3-) Barış Terkoğlu - "Cumhurbaşkanı adayı kim olmalı?" / 14.4.2022 - Cumhuriyet

Barış Terkoğlu masalarda toplanan ama sokağa inemeyen muhalefetin tutumunu eleştiriyor:

"Diyelim muhalif görünümlü bir gazetedesiniz. Cumhurbaşkanı arayışlarını konuşmak istiyorsunuz. Ya da bir sivil toplum örgütündesiniz. Çorbada benim de tuzum olsun diyorsunuz. Karşılığında hep aynı tavrı görüyorsunuz. Parmak ağza gidiyor. Hastanelerde fotoğrafı asılı hemşire taklit ediliyor: “Şşşş, sürece zarar verme!”

Hakikaten herkesin ayak ucunda yürüdüğü, çoğunluğun "hassasiyet göstermekten" konuşmayı unuttuğu bir ülkede; muhalefetin de böylesi bir tavır içine hapsolmasını hem utanç verici hem de faydasız buluyorum. İşler böyle giderse "mağluptur bu yolda galip" olacak. 


4-) Süleyman Seyfi Öğün - "Büyülü bir kavram üzerine" / 18.4.2022 - Yeni Şafak

"Meşhûr dilbilimci ve filozofu Wittgeinstein dilin “evimiz” olduğuna işâret ediyor, bir dil dünyâda yaşadığımızı iddia ediyordu. Doğrusu, bu düşünce bana da çok tutarlı ve ikna edici gelmiştir. Mesele, bu evin statik ve dinamik hesapları arasındaki uyumsuzluk olsa icâp eder. Bu uyumsuzluğun bir çağrışımı da târih olsa gerekir." diyerek konuya giren Süleyman Seyfi Öğün; küreselleşme ve küyerelleşmeye uğrayıp "yeni dünya düzenini" bir kavram olarak tartışıyor. Okunmasında fayda gördüğüm bir yazı. 

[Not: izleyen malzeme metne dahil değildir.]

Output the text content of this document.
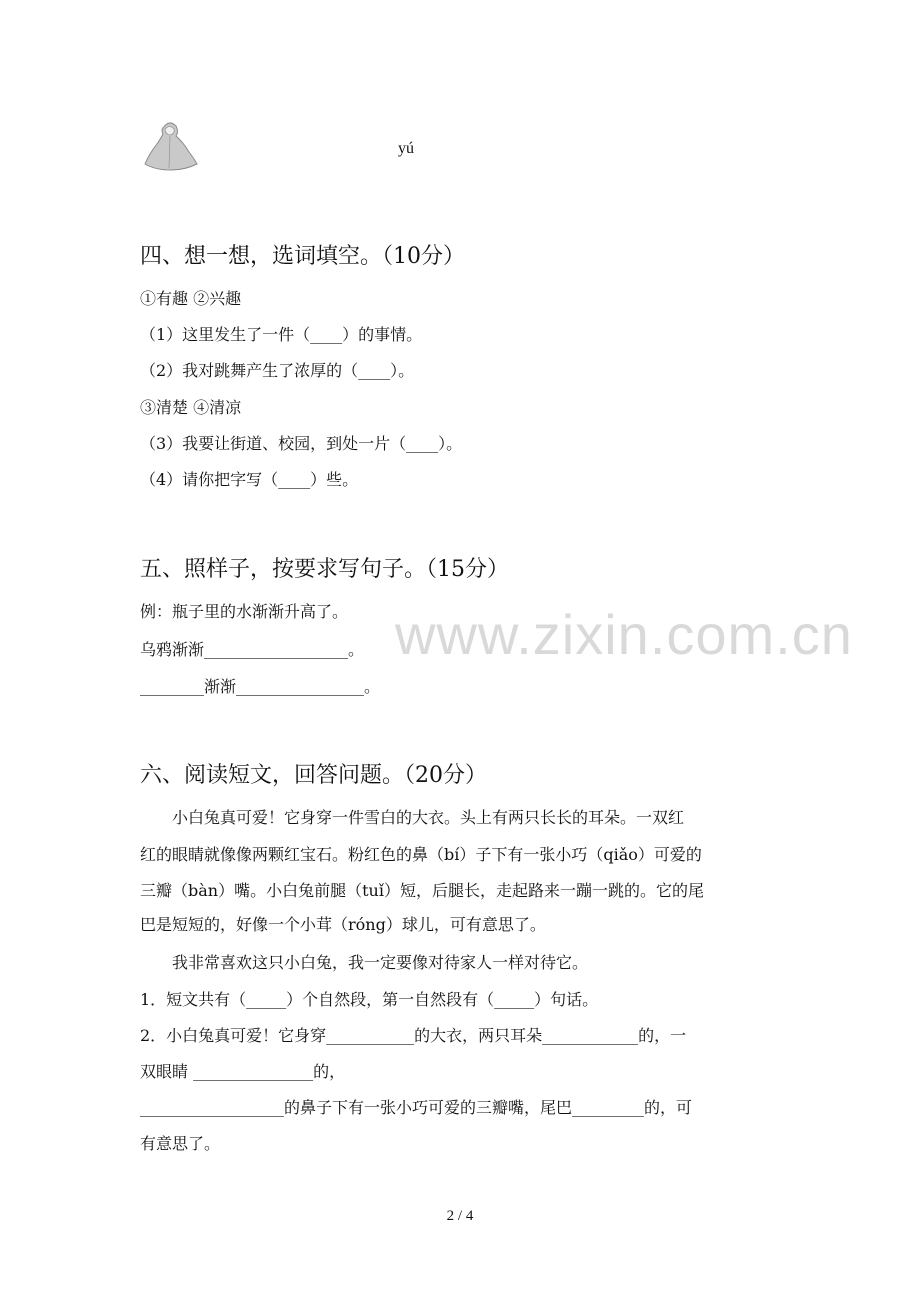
www.zixin.com.cn
yú
四、想一想，选词填空。（10分）
①有趣 ②兴趣
（1）这里发生了一件（____）的事情。
（2）我对跳舞产生了浓厚的（____）。
③清楚 ④清凉
（3）我要让街道、校园，到处一片（____）。
（4）请你把字写（____）些。
五、照样子，按要求写句子。（15分）
例：瓶子里的水渐渐升高了。
乌鸦渐渐__________________。
________渐渐________________。
六、阅读短文，回答问题。（20分）
小白兔真可爱！它身穿一件雪白的大衣。头上有两只长长的耳朵。一双红
红的眼睛就像像两颗红宝石。粉红色的鼻（bí）子下有一张小巧（qiǎo）可爱的
三瓣（bàn）嘴。小白兔前腿（tuǐ）短，后腿长，走起路来一蹦一跳的。它的尾
巴是短短的，好像一个小茸（róng）球儿，可有意思了。
我非常喜欢这只小白兔，我一定要像对待家人一样对待它。
1．短文共有（_____）个自然段，第一自然段有（_____）句话。
2．小白兔真可爱！它身穿___________的大衣，两只耳朵____________的，一
双眼睛 _______________的，
__________________的鼻子下有一张小巧可爱的三瓣嘴，尾巴_________的，可
有意思了。
2 / 4
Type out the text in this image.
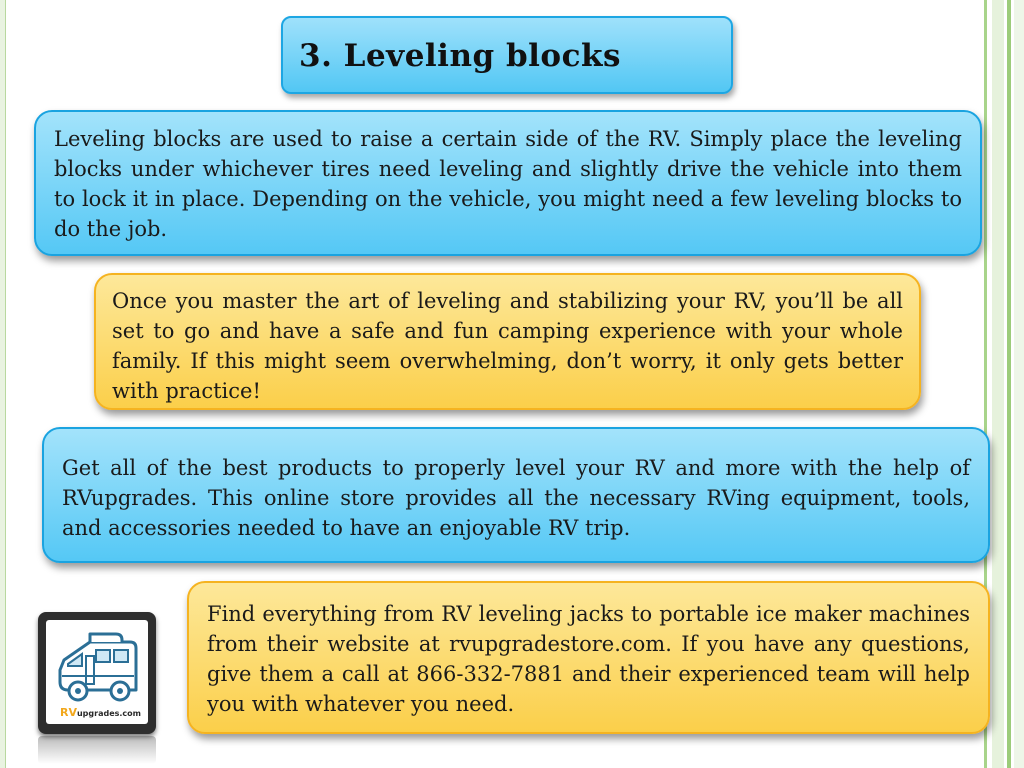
3. Leveling blocks

Leveling blocks are used to raise a certain side of the RV. Simply place the leveling blocks under whichever tires need leveling and slightly drive the vehicle into them to lock it in place. Depending on the vehicle, you might need a few leveling blocks to do the job.

Once you master the art of leveling and stabilizing your RV, you’ll be all set to go and have a safe and fun camping experience with your whole family. If this might seem overwhelming, don’t worry, it only gets better with practice!

Get all of the best products to properly level your RV and more with the help of RVupgrades. This online store provides all the necessary RVing equipment, tools, and accessories needed to have an enjoyable RV trip.

Find everything from RV leveling jacks to portable ice maker machines from their website at rvupgradestore.com. If you have any questions, give them a call at 866-332-7881 and their experienced team will help you with whatever you need.

RVupgrades.com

5-) Naim Babüroğlu - "Türkiye'nin Stratejik Sorunları: Mültecilerin Pakistan'a maliyeti" / 20.4.2022 - Yeniçağ

Yazar konuyu, Sovyetlerin Afganistan'ı işgali sonrasında sığınmacı yuvası hâline gelen Pakistan üzerinden, şu anda adeta bütün dünyadaki sığınmacıları sınırlarından içeri almaya yemin etmiş Türkiye'ye getiriyor. Pakistan'ın bu meseledeki "tecrübesini" yansıtan şu paragraf önemlidir:

"Sığınmacılar için, BM ve bazı İslam ülkeleri tarafından Pakistan'a önemli bir ekonomik destek sağlandı. Pakistanlı mülteci uzmanı Cavit Sıddıki, ülkedeki mülteciler tarafından organize edilen suçlar ve terör faaliyetleri nedeniyle sosyal hayatın tehdit altına girdiğinin belirtiyor. Sıddıki, mültecilerin Pakistan'da sosyal hayatı zedelediğinin tam olarak farkına varılmasının 30 yıl sürdüğünü söyledi."

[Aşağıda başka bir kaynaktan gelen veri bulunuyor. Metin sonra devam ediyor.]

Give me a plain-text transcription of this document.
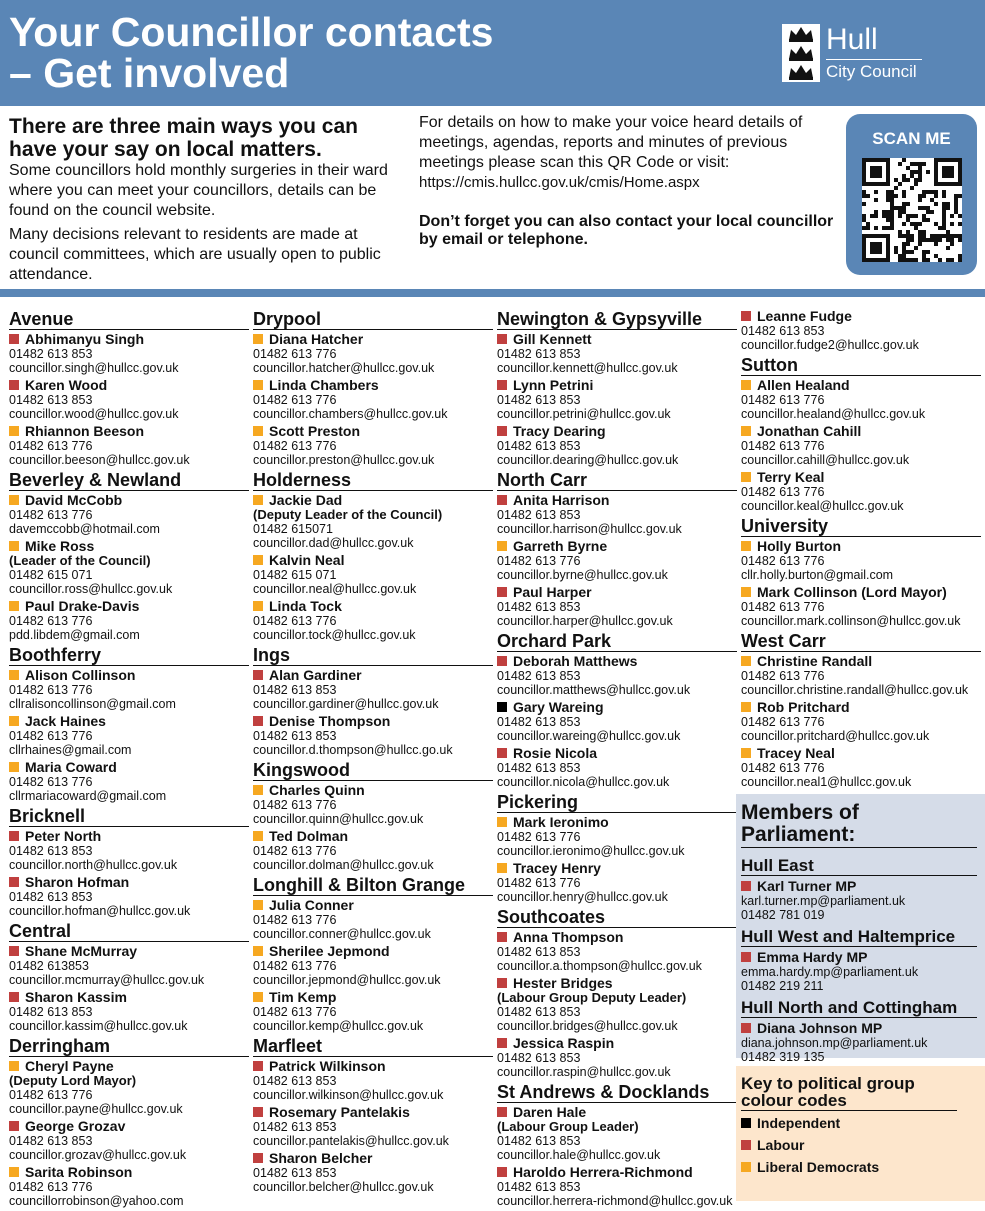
Your Councillor contacts
– Get involved
Hull
City Council
There are three main ways you can have your say on local matters.

Some councillors hold monthly surgeries in their ward where you can meet your councillors, details can be found on the council website.

Many decisions relevant to residents are made at council committees, which are usually open to public attendance.

For details on how to make your voice heard details of meetings, agendas, reports and minutes of previous meetings please scan this QR Code or visit:

https://cmis.hullcc.gov.uk/cmis/Home.aspx

Don’t forget you can also contact your local councillor by email or telephone.

SCAN ME
Avenue
Abhimanyu Singh
01482 613 853
councillor.singh@hullcc.gov.uk
Karen Wood
01482 613 853
councillor.wood@hullcc.gov.uk
Rhiannon Beeson
01482 613 776
councillor.beeson@hullcc.gov.uk
Beverley & Newland
David McCobb
01482 613 776
davemccobb@hotmail.com
Mike Ross
(Leader of the Council)
01482 615 071
councillor.ross@hullcc.gov.uk
Paul Drake-Davis
01482 613 776
pdd.libdem@gmail.com
Boothferry
Alison Collinson
01482 613 776
cllralisoncollinson@gmail.com
Jack Haines
01482 613 776
cllrhaines@gmail.com
Maria Coward
01482 613 776
cllrmariacoward@gmail.com
Bricknell
Peter North
01482 613 853
councillor.north@hullcc.gov.uk
Sharon Hofman
01482 613 853
councillor.hofman@hullcc.gov.uk
Central
Shane McMurray
01482 613853
councillor.mcmurray@hullcc.gov.uk
Sharon Kassim
01482 613 853
councillor.kassim@hullcc.gov.uk
Derringham
Cheryl Payne
(Deputy Lord Mayor)
01482 613 776
councillor.payne@hullcc.gov.uk
George Grozav
01482 613 853
councillor.grozav@hullcc.gov.uk
Sarita Robinson
01482 613 776
councillorrobinson@yahoo.com
Drypool
Diana Hatcher
01482 613 776
councillor.hatcher@hullcc.gov.uk
Linda Chambers
01482 613 776
councillor.chambers@hullcc.gov.uk
Scott Preston
01482 613 776
councillor.preston@hullcc.gov.uk
Holderness
Jackie Dad
(Deputy Leader of the Council)
01482 615071
councillor.dad@hullcc.gov.uk
Kalvin Neal
01482 615 071
councillor.neal@hullcc.gov.uk
Linda Tock
01482 613 776
councillor.tock@hullcc.gov.uk
Ings
Alan Gardiner
01482 613 853
councillor.gardiner@hullcc.gov.uk
Denise Thompson
01482 613 853
councillor.d.thompson@hullcc.go.uk
Kingswood
Charles Quinn
01482 613 776
councillor.quinn@hullcc.gov.uk
Ted Dolman
01482 613 776
councillor.dolman@hullcc.gov.uk
Longhill & Bilton Grange
Julia Conner
01482 613 776
councillor.conner@hullcc.gov.uk
Sherilee Jepmond
01482 613 776
councillor.jepmond@hullcc.gov.uk
Tim Kemp
01482 613 776
councillor.kemp@hullcc.gov.uk
Marfleet
Patrick Wilkinson
01482 613 853
councillor.wilkinson@hullcc.gov.uk
Rosemary Pantelakis
01482 613 853
councillor.pantelakis@hullcc.gov.uk
Sharon Belcher
01482 613 853
councillor.belcher@hullcc.gov.uk
Newington & Gypsyville
Gill Kennett
01482 613 853
councillor.kennett@hullcc.gov.uk
Lynn Petrini
01482 613 853
councillor.petrini@hullcc.gov.uk
Tracy Dearing
01482 613 853
councillor.dearing@hullcc.gov.uk
North Carr
Anita Harrison
01482 613 853
councillor.harrison@hullcc.gov.uk
Garreth Byrne
01482 613 776
councillor.byrne@hullcc.gov.uk
Paul Harper
01482 613 853
councillor.harper@hullcc.gov.uk
Orchard Park
Deborah Matthews
01482 613 853
councillor.matthews@hullcc.gov.uk
Gary Wareing
01482 613 853
councillor.wareing@hullcc.gov.uk
Rosie Nicola
01482 613 853
councillor.nicola@hullcc.gov.uk
Pickering
Mark Ieronimo
01482 613 776
councillor.ieronimo@hullcc.gov.uk
Tracey Henry
01482 613 776
councillor.henry@hullcc.gov.uk
Southcoates
Anna Thompson
01482 613 853
councillor.a.thompson@hullcc.gov.uk
Hester Bridges
(Labour Group Deputy Leader)
01482 613 853
councillor.bridges@hullcc.gov.uk
Jessica Raspin
01482 613 853
councillor.raspin@hullcc.gov.uk
St Andrews & Docklands
Daren Hale
(Labour Group Leader)
01482 613 853
councillor.hale@hullcc.gov.uk
Haroldo Herrera-Richmond
01482 613 853
councillor.herrera-richmond@hullcc.gov.uk
Leanne Fudge
01482 613 853
councillor.fudge2@hullcc.gov.uk
Sutton
Allen Healand
01482 613 776
councillor.healand@hullcc.gov.uk
Jonathan Cahill
01482 613 776
councillor.cahill@hullcc.gov.uk
Terry Keal
01482 613 776
councillor.keal@hullcc.gov.uk
University
Holly Burton
01482 613 776
cllr.holly.burton@gmail.com
Mark Collinson (Lord Mayor)
01482 613 776
councillor.mark.collinson@hullcc.gov.uk
West Carr
Christine Randall
01482 613 776
councillor.christine.randall@hullcc.gov.uk
Rob Pritchard
01482 613 776
councillor.pritchard@hullcc.gov.uk
Tracey Neal
01482 613 776
councillor.neal1@hullcc.gov.uk
Members of Parliament:
Hull East
Karl Turner MP
karl.turner.mp@parliament.uk
01482 781 019
Hull West and Haltemprice
Emma Hardy MP
emma.hardy.mp@parliament.uk
01482 219 211
Hull North and Cottingham
Diana Johnson MP
diana.johnson.mp@parliament.uk
01482 319 135
Key to political group colour codes
Independent
Labour
Liberal Democrats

Türkiye ise sığınmacılarla 10 yılını tamamladı. Henüz ortada bir politika yok. Bu meseleyi tartışmaya devam etmemiz gerekiyor. 

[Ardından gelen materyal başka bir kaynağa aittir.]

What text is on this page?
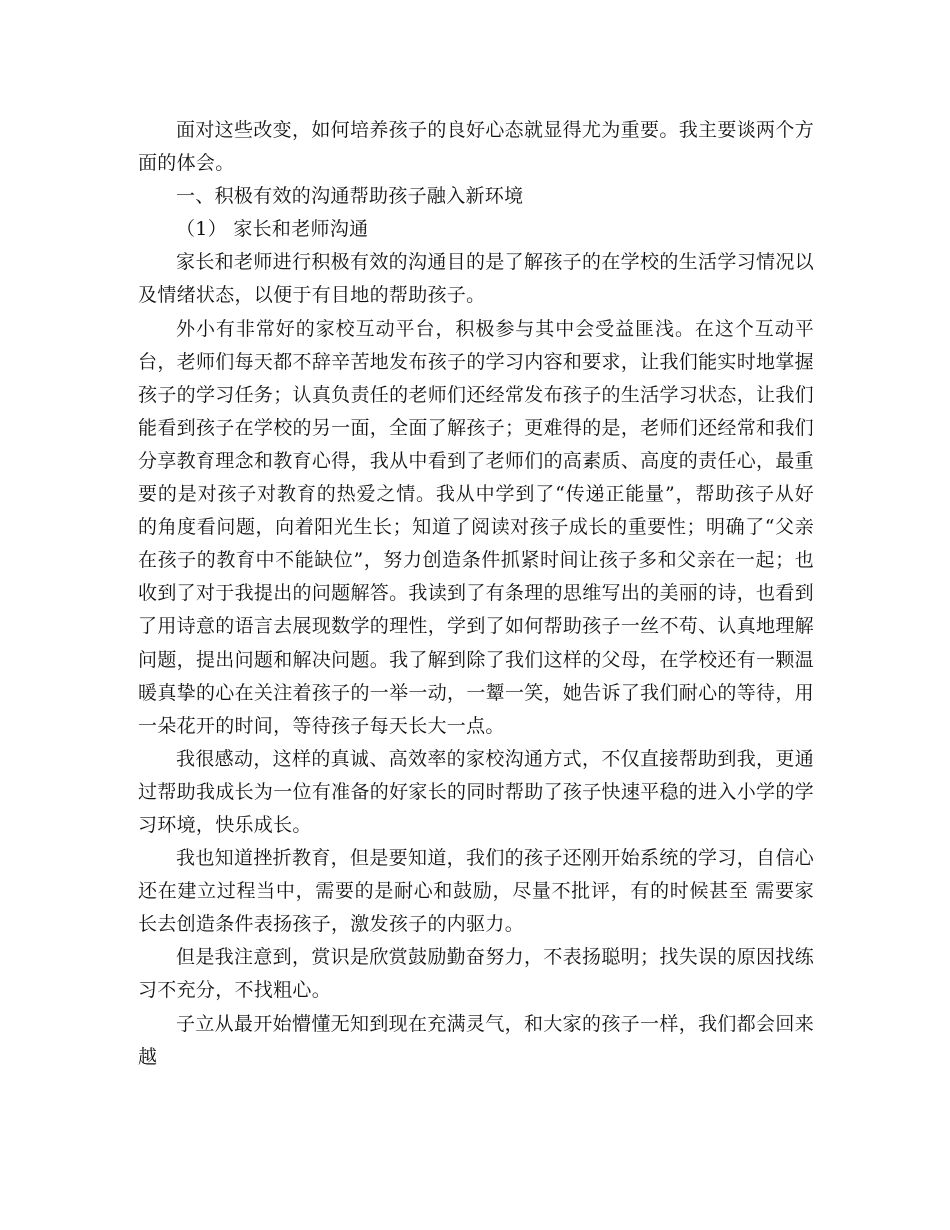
面对这些改变，如何培养孩子的良好心态就显得尤为重要。我主要谈两个方面的体会。

一、积极有效的沟通帮助孩子融入新环境

（1） 家长和老师沟通

家长和老师进行积极有效的沟通目的是了解孩子的在学校的生活学习情况以及情绪状态，以便于有目地的帮助孩子。

外小有非常好的家校互动平台，积极参与其中会受益匪浅。在这个互动平台，老师们每天都不辞辛苦地发布孩子的学习内容和要求，让我们能实时地掌握孩子的学习任务；认真负责任的老师们还经常发布孩子的生活学习状态，让我们能看到孩子在学校的另一面，全面了解孩子；更难得的是，老师们还经常和我们分享教育理念和教育心得，我从中看到了老师们的高素质、高度的责任心，最重要的是对孩子对教育的热爱之情。我从中学到了“传递正能量”，帮助孩子从好的角度看问题，向着阳光生长；知道了阅读对孩子成长的重要性；明确了“父亲在孩子的教育中不能缺位”，努力创造条件抓紧时间让孩子多和父亲在一起；也收到了对于我提出的问题解答。我读到了有条理的思维写出的美丽的诗，也看到了用诗意的语言去展现数学的理性，学到了如何帮助孩子一丝不苟、认真地理解问题，提出问题和解决问题。我了解到除了我们这样的父母，在学校还有一颗温暖真挚的心在关注着孩子的一举一动，一颦一笑，她告诉了我们耐心的等待，用一朵花开的时间，等待孩子每天长大一点。

我很感动，这样的真诚、高效率的家校沟通方式，不仅直接帮助到我，更通过帮助我成长为一位有准备的好家长的同时帮助了孩子快速平稳的进入小学的学习环境，快乐成长。

我也知道挫折教育，但是要知道，我们的孩子还刚开始系统的学习，自信心还在建立过程当中，需要的是耐心和鼓励，尽量不批评，有的时候甚至 需要家长去创造条件表扬孩子，激发孩子的内驱力。

但是我注意到，赏识是欣赏鼓励勤奋努力，不表扬聪明；找失误的原因找练习不充分，不找粗心。

子立从最开始懵懂无知到现在充满灵气，和大家的孩子一样，我们都会回来越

6-) Besim F. Dellaloğlu - "Şahsiyetin Sosyolojisi" / 28.4. 2022 - Perspektif

Besim Bey, ilgili alanda profesör olmasından istifade ederek, kafasına takılan sorunun peşine "sosyoloji" lafzını takıyor sonra da söylemek istediğini söylüyor. 

"2012 tarihli Modernleşmenin Zihniyet Dünyası: Bir Tanpınar Fetişizmi kitabımda kimlik ile kişiliğin ters orantılı kavramlar olduğunu yazmıştım. Kitaptan en çok alıntılanan cümlelerin bazılarının bu konuyla ilgili olanlar olduğunu kamuoyunda görüyorum. Şahsiyet biraz da kimliğe rağmen gelişir. Çok güçlü kimlikler insanı şahsiyetsizleştirir. Cemaat daha çok kimlik, cemiyet daha çok şahsiyettir." diyen yazar konuyu gayet güzel açıklıyor. 

Bilhassa kitle hareketleri içerisinde heba olan genç arkadaşların en az iki defa okumasını öneririm. 


Umarım istifade etmişsinizdir. Önümüzdeki ay görüşmek dileğiyle, şimdiden Ramazan Bayramınızı tebrik ederim.